In London, Foreign Secretary William Hague said Britain would have urgent talks with the Arab League over its peacekeepers proposal.
Hague also welcomed the League decision to endorse a “Friends of Syria” group, including Britain, which will meet in Tunisia on February 24.
German foreign ministry spokesman Andreas Peschke told reporters the leading role of the Arab League “is important to settle the Syrian crisis.”
League chief Nabil al-Arabi is due in Berlin on Tuesday to meet Chancellor Angela Merkel.
The European Union also backed the plan.
“We welcome these bold decisions and the strong and clear commitment and leadership that the Arab League is taking to resolve the crisis in Syria,” said Michael Mann, spokesman for EU foreign policy chief Catherine Ashton.

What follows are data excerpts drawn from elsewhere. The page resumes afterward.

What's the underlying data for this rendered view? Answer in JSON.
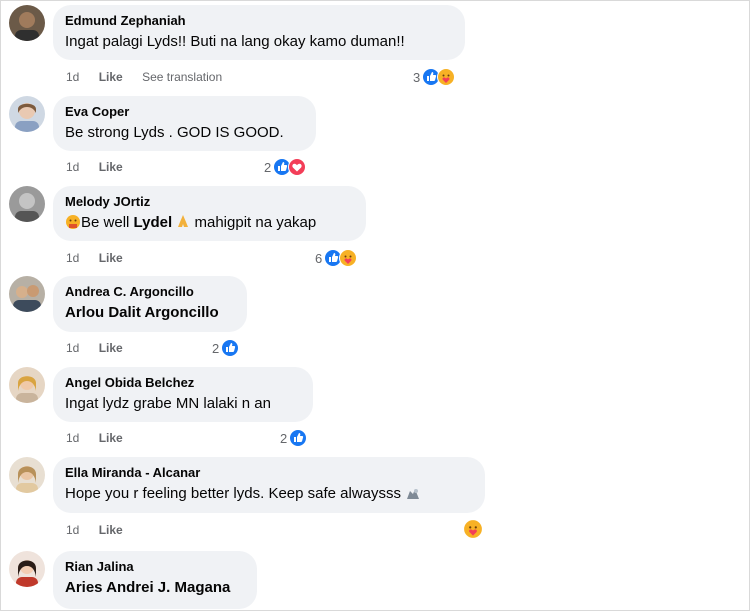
{
  "comments": [
    {
      "author": "Edmund Zephaniah",
      "text": "Ingat palagi Lyds!! Buti na lang okay kamo duman!!",
      "time": "1d",
      "like": "Like",
      "translate": "See translation",
      "reaction_count": "3",
      "reactions": [
        "like-icon",
        "care-icon"
      ]
    },
    {
      "author": "Eva Coper",
      "text": "Be strong Lyds . GOD IS GOOD.",
      "time": "1d",
      "like": "Like",
      "reaction_count": "2",
      "reactions": [
        "like-icon",
        "love-icon"
      ]
    },
    {
      "author": "Melody JOrtiz",
      "text_before": "Be well ",
      "mention": "Lydel",
      "text_after": " mahigpit na yakap",
      "time": "1d",
      "like": "Like",
      "reaction_count": "6",
      "reactions": [
        "like-icon",
        "care-icon"
      ]
    },
    {
      "author": "Andrea C. Argoncillo",
      "mention": "Arlou Dalit Argoncillo",
      "time": "1d",
      "like": "Like",
      "reaction_count": "2",
      "reactions": [
        "like-icon"
      ]
    },
    {
      "author": "Angel Obida Belchez",
      "text": "Ingat lydz grabe MN lalaki n an",
      "time": "1d",
      "like": "Like",
      "reaction_count": "2",
      "reactions": [
        "like-icon"
      ]
    },
    {
      "author": "Ella Miranda - Alcanar",
      "text": "Hope you r feeling better lyds. Keep safe alwaysss",
      "time": "1d",
      "like": "Like",
      "reactions": [
        "care-icon"
      ]
    },
    {
      "author": "Rian Jalina",
      "mention": "Aries Andrei J. Magana"
    }
  ],
  "colors": {
    "bubble": "#f0f2f5",
    "meta": "#65676b",
    "like_blue": "#1877f2",
    "love_red": "#f33e58",
    "care_yellow": "#f7b125"
  }
}
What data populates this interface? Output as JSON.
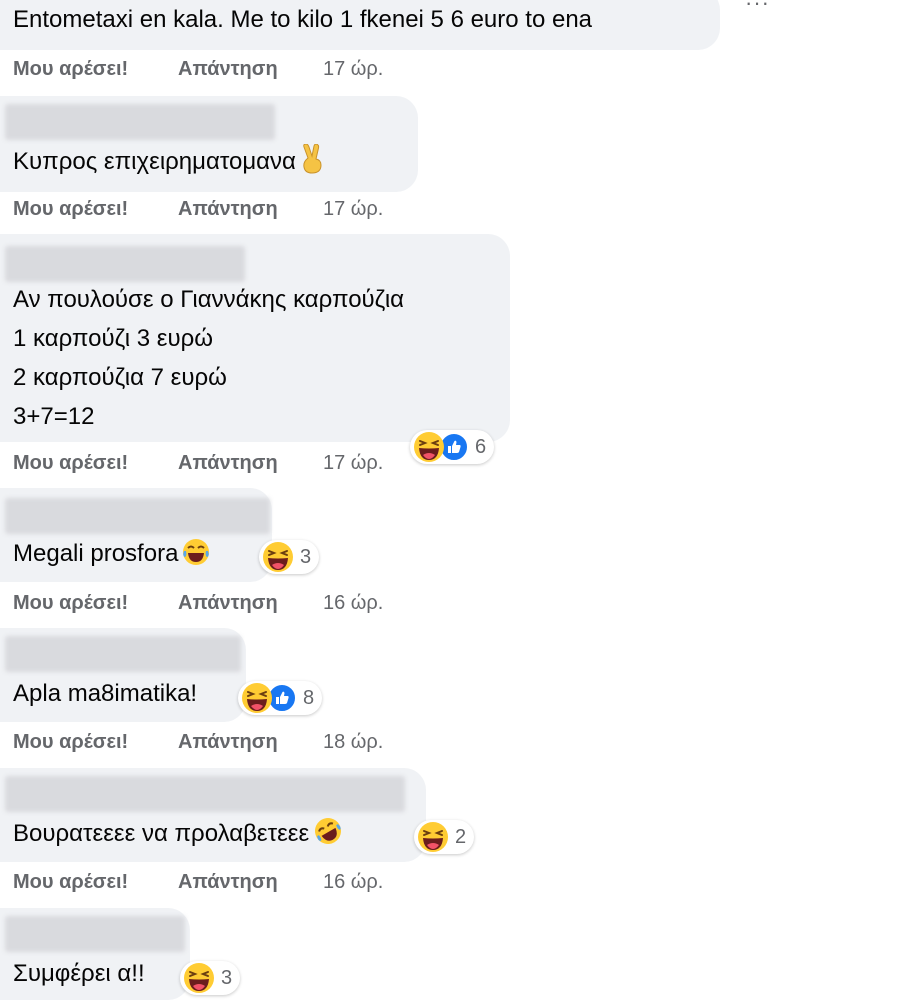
{
  "more_label": "···",
  "comments": [
    {
      "lines": [
        "Entometaxi en kala. Me to kilo 1 fkenei 5 6 euro to ena"
      ],
      "like_label": "Μου αρέσει!",
      "reply_label": "Απάντηση",
      "time": "17 ώρ."
    },
    {
      "lines": [
        "Κυπρος επιχειρηματομανα"
      ],
      "inline_emoji": "victory-hand-icon",
      "like_label": "Μου αρέσει!",
      "reply_label": "Απάντηση",
      "time": "17 ώρ."
    },
    {
      "lines": [
        "Αν πουλούσε ο Γιαννάκης καρπούζια",
        "1 καρπούζι 3 ευρώ",
        "2 καρπούζια 7 ευρώ",
        "3+7=12"
      ],
      "like_label": "Μου αρέσει!",
      "reply_label": "Απάντηση",
      "time": "17 ώρ.",
      "reactions": {
        "types": [
          "haha-reaction-icon",
          "like-reaction-icon"
        ],
        "count": "6"
      }
    },
    {
      "lines": [
        "Megali prosfora"
      ],
      "inline_emoji": "tears-of-joy-icon",
      "like_label": "Μου αρέσει!",
      "reply_label": "Απάντηση",
      "time": "16 ώρ.",
      "reactions": {
        "types": [
          "haha-reaction-icon"
        ],
        "count": "3"
      }
    },
    {
      "lines": [
        "Apla ma8imatika!"
      ],
      "like_label": "Μου αρέσει!",
      "reply_label": "Απάντηση",
      "time": "18 ώρ.",
      "reactions": {
        "types": [
          "haha-reaction-icon",
          "like-reaction-icon"
        ],
        "count": "8"
      }
    },
    {
      "lines": [
        "Βουρατεεεε να προλαβετεεε"
      ],
      "inline_emoji": "rofl-icon",
      "like_label": "Μου αρέσει!",
      "reply_label": "Απάντηση",
      "time": "16 ώρ.",
      "reactions": {
        "types": [
          "haha-reaction-icon"
        ],
        "count": "2"
      }
    },
    {
      "lines": [
        "Συμφέρει α!!"
      ],
      "reactions": {
        "types": [
          "haha-reaction-icon"
        ],
        "count": "3"
      }
    }
  ],
  "colors": {
    "bubble": "#f0f2f5",
    "meta_text": "#65676b",
    "like_blue": "#1877f2",
    "emoji_yellow": "#ffcc33"
  }
}
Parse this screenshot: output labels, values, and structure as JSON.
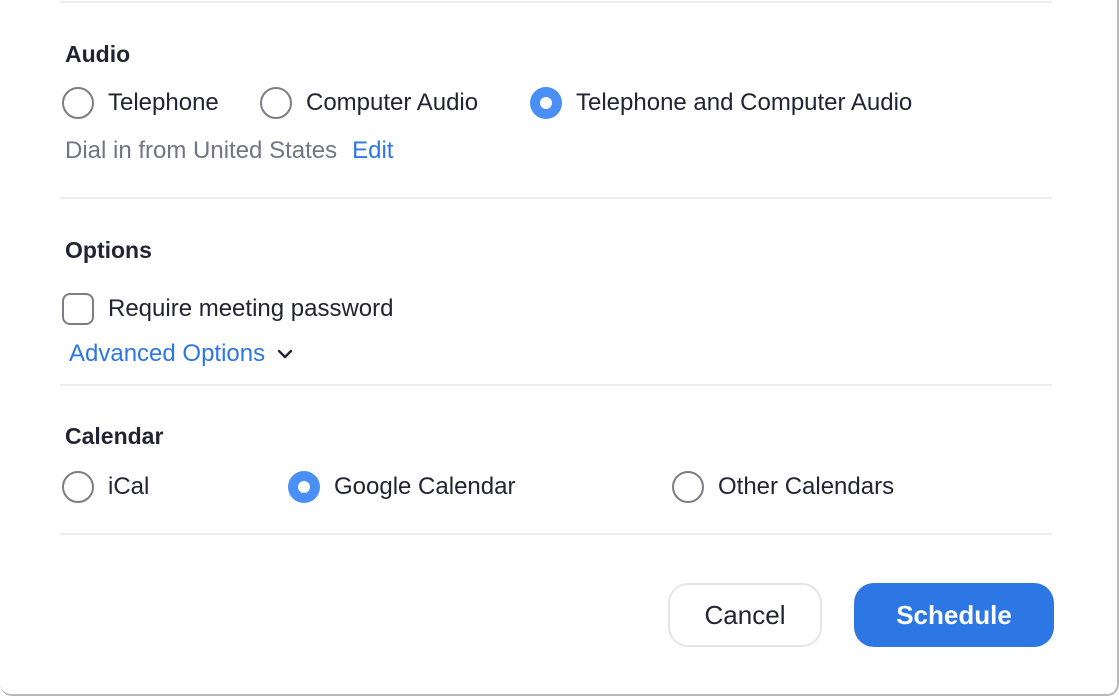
{
  "audio": {
    "title": "Audio",
    "options": [
      {
        "label": "Telephone",
        "selected": false
      },
      {
        "label": "Computer Audio",
        "selected": false
      },
      {
        "label": "Telephone and Computer Audio",
        "selected": true
      }
    ],
    "dial_in_text": "Dial in from United States",
    "edit_link": "Edit"
  },
  "options": {
    "title": "Options",
    "require_password": {
      "label": "Require meeting password",
      "checked": false
    },
    "advanced_options_label": "Advanced Options",
    "advanced_icon": "chevron-down-icon"
  },
  "calendar": {
    "title": "Calendar",
    "options": [
      {
        "label": "iCal",
        "selected": false
      },
      {
        "label": "Google Calendar",
        "selected": true
      },
      {
        "label": "Other Calendars",
        "selected": false
      }
    ]
  },
  "footer": {
    "cancel_label": "Cancel",
    "schedule_label": "Schedule"
  },
  "colors": {
    "accent": "#2d77e4",
    "radio_selected": "#4a8ff5",
    "text": "#232333",
    "muted": "#747487",
    "separator": "#ededf1"
  }
}
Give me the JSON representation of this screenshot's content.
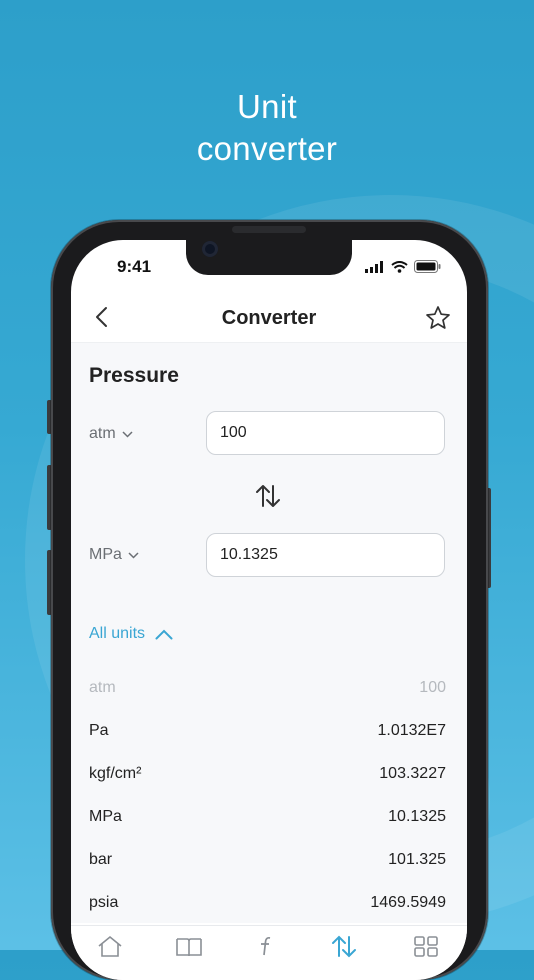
{
  "headline": {
    "line1": "Unit",
    "line2": "converter"
  },
  "status_bar": {
    "time": "9:41"
  },
  "nav": {
    "title": "Converter",
    "back_icon": "chevron-left-icon",
    "favorite_icon": "star-icon"
  },
  "converter": {
    "category": "Pressure",
    "from": {
      "unit": "atm",
      "value": "100"
    },
    "to": {
      "unit": "MPa",
      "value": "10.1325"
    },
    "swap_icon": "swap-arrows-icon"
  },
  "all_units": {
    "label": "All units",
    "rows": [
      {
        "unit": "atm",
        "value": "100"
      },
      {
        "unit": "Pa",
        "value": "1.0132E7"
      },
      {
        "unit": "kgf/cm²",
        "value": "103.3227"
      },
      {
        "unit": "MPa",
        "value": "10.1325"
      },
      {
        "unit": "bar",
        "value": "101.325"
      },
      {
        "unit": "psia",
        "value": "1469.5949"
      }
    ]
  },
  "tab_bar": {
    "tabs": [
      {
        "icon": "home-icon",
        "active": false
      },
      {
        "icon": "book-icon",
        "active": false
      },
      {
        "icon": "formula-icon",
        "active": false
      },
      {
        "icon": "converter-icon",
        "active": true
      },
      {
        "icon": "grid-icon",
        "active": false
      }
    ]
  },
  "colors": {
    "accent": "#3aa6d3",
    "background_top": "#2d9fca",
    "background_bottom": "#5cc0e6"
  }
}
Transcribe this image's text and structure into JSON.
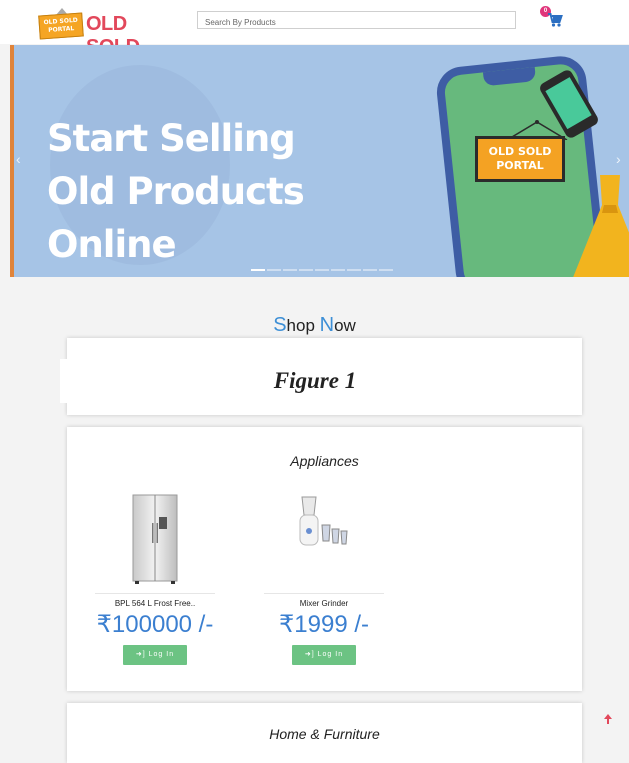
{
  "header": {
    "logo_sign": "OLD SOLD PORTAL",
    "logo_text": "OLD SOLD",
    "search_placeholder": "Search By Products",
    "cart_count": "0"
  },
  "banner": {
    "line1": "Start Selling",
    "line2": "Old Products",
    "line3": "Online",
    "sign_line1": "OLD SOLD",
    "sign_line2": "PORTAL",
    "prev": "‹",
    "next": "›"
  },
  "shop": {
    "title_cap1": "S",
    "title_rest1": "hop ",
    "title_cap2": "N",
    "title_rest2": "ow",
    "figure_caption": "Figure 1"
  },
  "sections": {
    "appliances": {
      "title": "Appliances",
      "products": [
        {
          "name": "BPL 564 L Frost Free..",
          "price": "₹100000 /-",
          "button": "Log In"
        },
        {
          "name": "Mixer Grinder",
          "price": "₹1999 /-",
          "button": "Log In"
        }
      ]
    },
    "home_furniture": {
      "title": "Home & Furniture"
    }
  },
  "colors": {
    "brand": "#e2485b",
    "accent": "#3b7fd0",
    "button": "#6cc383"
  }
}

The Arab League adopted the initiative at its headquarters in Cairo after marathon talks on Sunday.
Arab League diplomats “will open channels of communication with the Syrian opposition and offer full political and financial support, urging (the opposition) to unify its ranks,” said a League statement obtained by AFP.
They would also “ask the UN Security Council to issue a decision on the formation of a joint UN-Arab peacekeeping force to oversee the implementation of a ceasefire.”
Syria’s ambassador to Cairo denounced the measures, which only Algeria and Lebanon expressed reservations about.
“The Syrian Arab Republic categorically rejects the decisions of the Arab League,” which “reflects the hysteria of these governments” after failing to get foreign intervention at the UN Security Council, Yusef Ahmed said.
Burhan Ghalioun, leader of the opposition Syrian National Council, welcomed the moves as “a first step” towards the fall of Assad’s regime.
The United States said it was bringing “pressure to bear” on Syria, along with its allies, and that “this regime will come to an end.”
As the military pressed its onslaught on Homs, the Syrian Arab Red Crescent and International Committee of the Red Cross said their “volunteers are distributing food, medical supplies, blankets, and hygiene consumables to thousands of people” in the city.
“The population, particularly the wounded and sick, are bearing the brunt of the violence,” said the ICRC’s Marianne Gasser.